Edward Snowden in the court of public opinion

12 July 2013

For nearly three weeks, Edward Snowden has been trapped in Moscow’s Sheremetevo airport. His life is in danger, as the US political establishment and its military/intelligence apparatus direct their efforts to seizing and forcefully returning him to the United States—or worse. The Obama administration has already filed charges against him under the Espionage Act for exposing secret and illegal spying programs run by the US government.

From the US political and media establishment, Snowden has received scorn, hatred and abuse. He has been denounced as a “traitor” by leading politicians of both the Democratic and Republican parties, with the mass media, both right and “left,” branding him a criminal.

There is, however, immense popular support for Snowden. According to a recent poll from Quinnipiac University, 55 percent of the American population consider Snowden to be a “whistle-blower,” while only 35 percent say he is a “traitor.”

Among younger people, the sentiment is even more overwhelming, with 68 percent of 18-29 year-olds saying he is a whistle-blower, and 60 percent of 30-44 year-olds. Those with lower incomes are more likely to support Snowden’s actions as those of a whistle-blower.

Peter Brown, the assistant director of the Quinnipiac University Polling Institute, was compelled to acknowledge that this sentiment—with the majority backing Snowden in nearly every category—“goes against almost the unified view of the nation’s political establishment.”

The same poll also registered a dramatic shift in popular perceptions of government spying programs. When asked what concerns them most about the government’s “anti-terrorism policies,” 45 percent said that the government had “gone too far in restricting the average person’s civil liberties,” and only 40 percent said it had “not gone far enough to adequately protect the country.” When the same question was asked three years ago, only 25 percent said government spying programs had gone too far.

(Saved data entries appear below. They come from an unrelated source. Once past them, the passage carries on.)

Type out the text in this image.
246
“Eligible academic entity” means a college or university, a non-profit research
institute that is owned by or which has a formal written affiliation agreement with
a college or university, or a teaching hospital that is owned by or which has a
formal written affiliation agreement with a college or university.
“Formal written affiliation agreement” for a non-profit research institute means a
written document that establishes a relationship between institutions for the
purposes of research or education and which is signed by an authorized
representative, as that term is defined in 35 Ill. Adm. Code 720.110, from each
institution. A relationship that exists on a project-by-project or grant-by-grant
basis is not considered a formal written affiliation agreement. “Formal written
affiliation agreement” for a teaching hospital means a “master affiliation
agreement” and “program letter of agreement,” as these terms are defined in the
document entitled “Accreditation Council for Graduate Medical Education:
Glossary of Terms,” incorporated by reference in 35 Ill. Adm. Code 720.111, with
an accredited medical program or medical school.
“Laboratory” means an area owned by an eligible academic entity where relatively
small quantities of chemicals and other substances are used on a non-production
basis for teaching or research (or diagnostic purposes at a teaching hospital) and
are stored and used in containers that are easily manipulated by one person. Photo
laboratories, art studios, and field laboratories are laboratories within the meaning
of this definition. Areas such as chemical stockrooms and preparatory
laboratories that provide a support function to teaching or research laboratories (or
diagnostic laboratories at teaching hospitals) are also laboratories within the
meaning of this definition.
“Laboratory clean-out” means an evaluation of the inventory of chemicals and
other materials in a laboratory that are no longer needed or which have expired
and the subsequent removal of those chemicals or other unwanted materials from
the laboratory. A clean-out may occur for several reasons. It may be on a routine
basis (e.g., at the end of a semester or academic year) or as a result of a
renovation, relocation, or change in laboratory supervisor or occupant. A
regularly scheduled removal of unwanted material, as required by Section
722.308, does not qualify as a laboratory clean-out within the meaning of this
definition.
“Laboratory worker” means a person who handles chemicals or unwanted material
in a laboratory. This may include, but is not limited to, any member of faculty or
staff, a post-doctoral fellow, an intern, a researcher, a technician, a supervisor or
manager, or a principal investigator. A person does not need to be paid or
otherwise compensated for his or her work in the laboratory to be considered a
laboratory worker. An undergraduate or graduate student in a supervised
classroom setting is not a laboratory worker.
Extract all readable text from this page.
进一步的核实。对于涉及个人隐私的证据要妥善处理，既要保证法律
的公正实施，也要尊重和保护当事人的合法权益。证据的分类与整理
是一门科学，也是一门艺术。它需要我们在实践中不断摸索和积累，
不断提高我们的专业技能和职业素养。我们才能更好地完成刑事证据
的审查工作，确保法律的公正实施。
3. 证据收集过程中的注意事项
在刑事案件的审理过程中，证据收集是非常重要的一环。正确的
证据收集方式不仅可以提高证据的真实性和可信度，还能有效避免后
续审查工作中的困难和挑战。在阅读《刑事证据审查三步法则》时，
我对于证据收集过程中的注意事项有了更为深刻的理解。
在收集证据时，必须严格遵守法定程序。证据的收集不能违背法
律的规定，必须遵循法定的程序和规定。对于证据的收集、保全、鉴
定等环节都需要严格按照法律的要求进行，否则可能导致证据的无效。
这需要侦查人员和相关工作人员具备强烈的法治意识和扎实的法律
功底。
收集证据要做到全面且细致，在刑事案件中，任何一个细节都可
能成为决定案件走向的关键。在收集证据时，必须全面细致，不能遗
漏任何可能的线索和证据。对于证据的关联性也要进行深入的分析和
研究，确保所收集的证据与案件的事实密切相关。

In the space of three years there has been a shift of 20 percentage points in general public attitudes on spying and civil liberties. Again, the sentiment among younger Americans was even more pronounced, with 58 percent of 18-29-year-olds saying that spying programs had gone too far, and only 33 percent saying that they had not gone far enough.

There is no doubt that Snowden’s revelations are a significant factor in this shift, underscoring the immense public service he has performed.

These results are all the more remarkable in that the questions posed, as is generally the case, presuppose the “war on terror” framework with which the ruling class has justified its assault on democratic rights. In fact, the spying programs revealed by Snowden are not “anti-terrorism policies,” but components of a vast apparatus directed against the population of the United States and the entire world.

The poll numbers underscore the reason these programs have been kept secret. It has nothing to do with “national security,” but rather with preventing the population from knowing what the government is doing. The political representatives of the ruling class are well aware that there is enormous popular opposition to the destruction of democratic rights.

The vast gulf between public sentiment and government policy is not unique to the United States. If a poll on whether or not to grant Snowden asylum were taken in any country in the world, there is little doubt as to the result. Yet the whistleblower finds himself trapped on a planet without a visa.

Government after government has rejected his appeal for asylum. Supporters of Snowden, including WikiLeaks, have indicated that he will likely attempt to travel to Venezuela, which has indicated that it will grant him asylum. Even if he is able to make it there, however, his safety will be highly compromised.

All of the governments of Latin America, while using Snowden to bolster their anti-US credentials, are deeply committed to their relationship with the United States, which has threatened economic sanctions against any country that accepts Snowden. In particular, Venezuela’s new president, Nicolas Maduro, has made clear his desire to improve ties with Washington.

The popular support for Snowden in the US finds no expression within the political establishment or mass media. The major newspapers turn their pages over to filth and lies, while doing what they can to bury or downplay the significance of what Snowden has revealed. As for the “left” supporters of the Democratic Party, such as the Nation magazine and the International Socialist Organization, they have largely kept their mouths shut, careful not to alienate their allies in the Obama administration.

There is a broader social and political process at work. For over a decade, the United States has been engaged in a series of wars, the systematic destruction of democratic rights, and a historically unprecedented transfer of wealth from the working class to the corporate and financial elite. Yesterday, the stock markets soared to new highs, the result of statements from Fed Chairman Ben Bernanke indicating that the endless supply of money funneled into the markets will continue indefinitely.

All of this has an impact on popular consciousness. The institutions of the state have lost credibility in the eyes of millions of people.

This general sentiment, however, must be translated into an active political movement. The social base for democratic rights is the working class, the vast majority of the population. A campaign to defend Snowden must be systematically developed in every section of the working class, connecting the defense of democratic rights with a struggle against the ruling class, its two political parties, and the capitalist profit system they defend.